LLM-assisted maintenance. An LLM modifying this script can:
| Action | Benefit |
|---|---|
Add a ScriptError variant | The compiler flags every match that needs updating |
Add a GenerationTarget | The execution loop stays unchanged |
Add checks to decode_inventory | Pure function with clear inputs and outputs |
The phase boundaries act as natural seams. An LLM does not need to understand the whole script to safely modify one phase.
Further reading
| Page | Topic |
|---|---|
| Designing for mutation | How to apply these principles to raise mutation strength |
| Golden path | The mutation testing workflow |
| Oracles | Writing effective test assertions |
| Contracts in mutation | Contracts and mutation testing |
| Contracts | Contract syntax reference |
| HTTP services | Interfaces and service endpoints |
Summary
Program semantics should be explicit, typed, and observable.

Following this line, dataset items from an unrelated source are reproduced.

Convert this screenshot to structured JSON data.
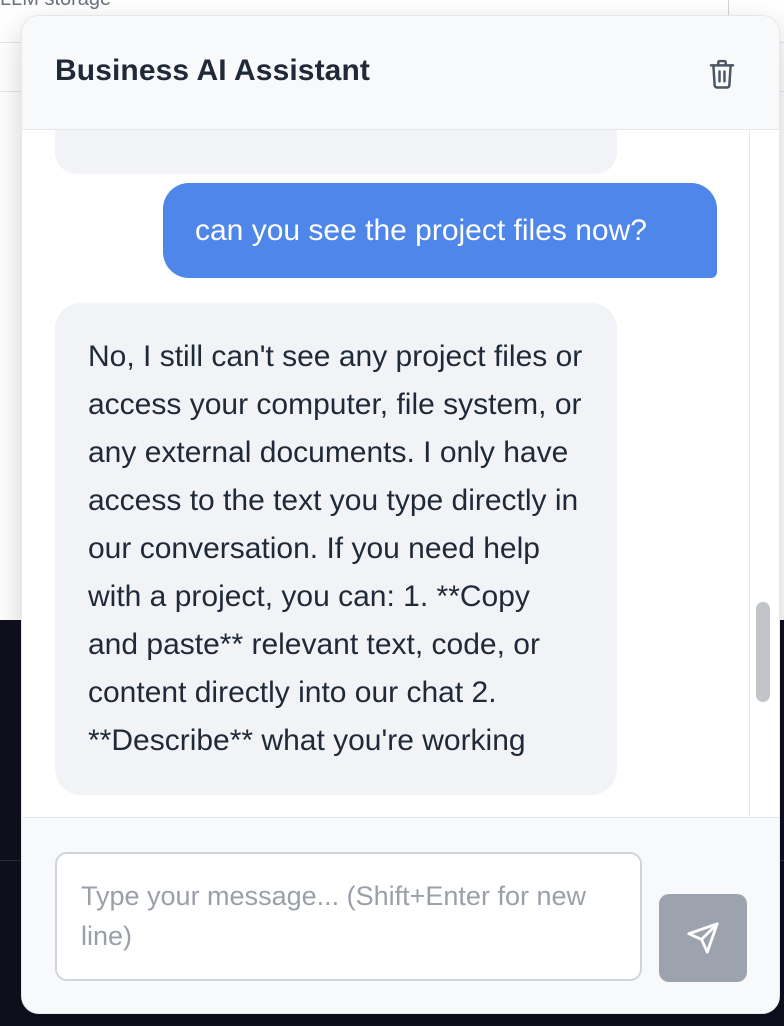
{
  "background": {
    "partial_text": "LLM storage"
  },
  "chat": {
    "title": "Business AI Assistant",
    "clear_icon": "trash-icon",
    "messages": [
      {
        "role": "user",
        "text": "can you see the project files now?"
      },
      {
        "role": "assistant",
        "text": "No, I still can't see any project files or access your computer, file system, or any external documents. I only have access to the text you type directly in our conversation. If you need help with a project, you can: 1. **Copy and paste** relevant text, code, or content directly into our chat 2. **Describe** what you're working"
      }
    ],
    "input": {
      "value": "",
      "placeholder": "Type your message... (Shift+Enter for new line)"
    },
    "send_icon": "send-icon"
  },
  "colors": {
    "user_bubble": "#4f86ea",
    "assistant_bubble": "#f1f3f7",
    "send_button_disabled": "#9ca3af",
    "background_dark": "#0f0f1e"
  }
}
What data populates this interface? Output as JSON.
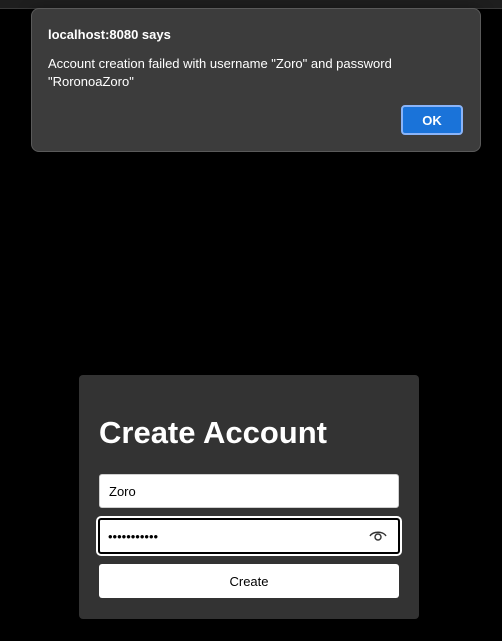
{
  "alert": {
    "title": "localhost:8080 says",
    "message": "Account creation failed with username \"Zoro\" and password \"RoronoaZoro\"",
    "ok_label": "OK"
  },
  "form": {
    "title": "Create Account",
    "username_value": "Zoro",
    "password_value": "RoronoaZoro",
    "password_visibility_icon": "eye-icon",
    "create_label": "Create"
  },
  "colors": {
    "page_background": "#000000",
    "dialog_background": "#3c3c3c",
    "dialog_button": "#1a73d9",
    "card_background": "#333333",
    "text_light": "#ffffff"
  }
}
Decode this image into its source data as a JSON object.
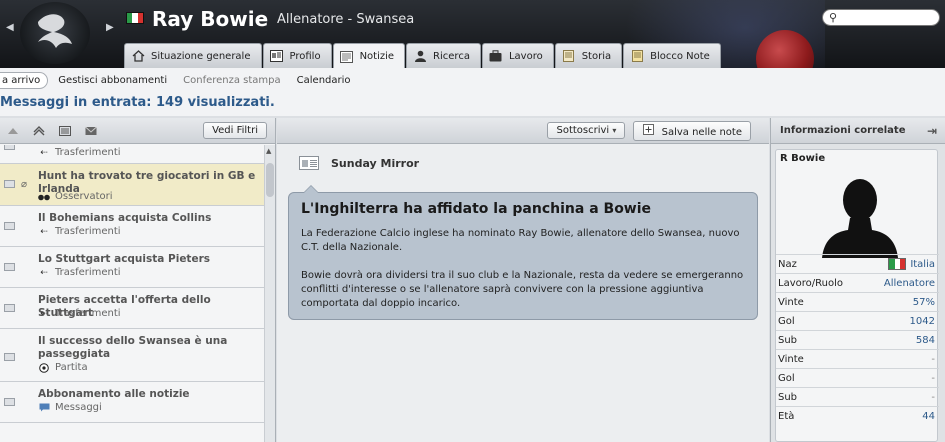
{
  "header": {
    "title": "Ray Bowie",
    "subtitle": "Allenatore - Swansea",
    "search_placeholder": ""
  },
  "tabs": [
    {
      "label": "Situazione generale",
      "icon": "home-icon"
    },
    {
      "label": "Profilo",
      "icon": "profile-icon"
    },
    {
      "label": "Notizie",
      "icon": "news-icon",
      "active": true
    },
    {
      "label": "Ricerca",
      "icon": "person-search-icon"
    },
    {
      "label": "Lavoro",
      "icon": "briefcase-icon"
    },
    {
      "label": "Storia",
      "icon": "history-icon"
    },
    {
      "label": "Blocco Note",
      "icon": "notepad-icon"
    }
  ],
  "subnav": {
    "inbox": "a arrivo",
    "subscriptions": "Gestisci abbonamenti",
    "press": "Conferenza stampa",
    "calendar": "Calendario"
  },
  "inbox_title": "Messaggi in entrata: 149 visualizzati.",
  "left": {
    "filter_button": "Vedi Filtri",
    "items": [
      {
        "headline": "",
        "category": "Trasferimenti",
        "icon": "transfer-arrows-icon"
      },
      {
        "headline": "Hunt ha trovato tre giocatori in GB e Irlanda",
        "category": "Osservatori",
        "icon": "binoculars-icon",
        "selected": true
      },
      {
        "headline": "Il Bohemians acquista Collins",
        "category": "Trasferimenti",
        "icon": "transfer-arrows-icon"
      },
      {
        "headline": "Lo Stuttgart acquista Pieters",
        "category": "Trasferimenti",
        "icon": "transfer-arrows-icon"
      },
      {
        "headline": "Pieters accetta l'offerta dello Stuttgart",
        "category": "Trasferimenti",
        "icon": "transfer-arrows-icon"
      },
      {
        "headline": "Il successo dello Swansea è una passeggiata",
        "category": "Partita",
        "icon": "football-icon"
      },
      {
        "headline": "Abbonamento alle notizie",
        "category": "Messaggi",
        "icon": "message-icon"
      }
    ]
  },
  "center": {
    "subscribe_button": "Sottoscrivi",
    "save_button": "Salva nelle note",
    "source": "Sunday Mirror",
    "headline": "L'Inghilterra ha affidato la panchina a Bowie",
    "paragraph1": "La Federazione Calcio inglese ha nominato Ray Bowie, allenatore dello Swansea, nuovo C.T. della Nazionale.",
    "paragraph2": "Bowie dovrà ora dividersi tra il suo club e la Nazionale, resta da vedere se emergeranno conflitti d'interesse o se l'allenatore saprà convivere con la pressione aggiuntiva comportata dal doppio incarico."
  },
  "right": {
    "title": "Informazioni correlate",
    "person_name": "R Bowie",
    "rows": [
      {
        "label": "Naz",
        "value": "Italia",
        "flag": true
      },
      {
        "label": "Lavoro/Ruolo",
        "value": "Allenatore"
      },
      {
        "label": "Vinte",
        "value": "57%"
      },
      {
        "label": "Gol",
        "value": "1042"
      },
      {
        "label": "Sub",
        "value": "584"
      },
      {
        "label": "Vinte",
        "value": "-"
      },
      {
        "label": "Gol",
        "value": "-"
      },
      {
        "label": "Sub",
        "value": "-"
      },
      {
        "label": "Età",
        "value": "44"
      }
    ]
  },
  "colors": {
    "accent_blue": "#2d5a8a",
    "bubble": "#b8c3cf",
    "selected_row": "#f1ebc8",
    "flag_green": "#2a9a48",
    "flag_red": "#d6322f"
  }
}
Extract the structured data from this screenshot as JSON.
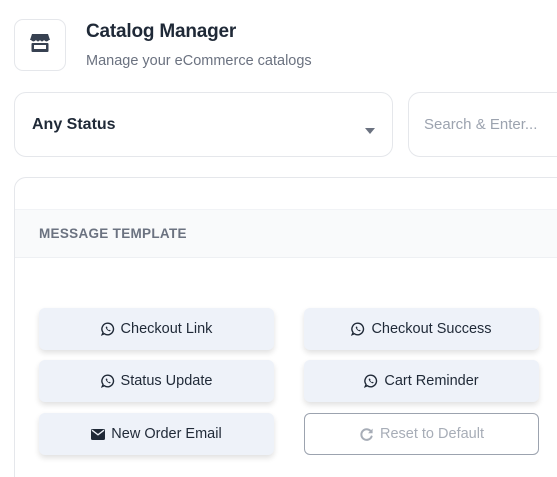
{
  "header": {
    "title": "Catalog Manager",
    "subtitle": "Manage your eCommerce catalogs",
    "logo_icon": "store-icon"
  },
  "filters": {
    "status_selected": "Any Status",
    "search_placeholder": "Search & Enter...",
    "search_value": ""
  },
  "template_section": {
    "heading": "MESSAGE TEMPLATE",
    "buttons": [
      {
        "label": "Checkout Link",
        "icon": "whatsapp-icon"
      },
      {
        "label": "Checkout Success",
        "icon": "whatsapp-icon"
      },
      {
        "label": "Status Update",
        "icon": "whatsapp-icon"
      },
      {
        "label": "Cart Reminder",
        "icon": "whatsapp-icon"
      },
      {
        "label": "New Order Email",
        "icon": "envelope-icon"
      }
    ],
    "reset_label": "Reset to Default",
    "reset_icon": "refresh-icon"
  },
  "colors": {
    "text_primary": "#1f2937",
    "text_muted": "#6b7280",
    "button_bg": "#eef2f9",
    "border": "#e5e7eb",
    "disabled_text": "#a7adb7"
  }
}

The language provides tools for this: domain modelling (data, enum), contracts (in, out, old), pure logic (pure def), structured error flows (Result, ?else), observable tests (observe), and mutation analysis (vary mutate). When these tools work together, you can see whether the program is correct by reading it, testing it, and mutating it.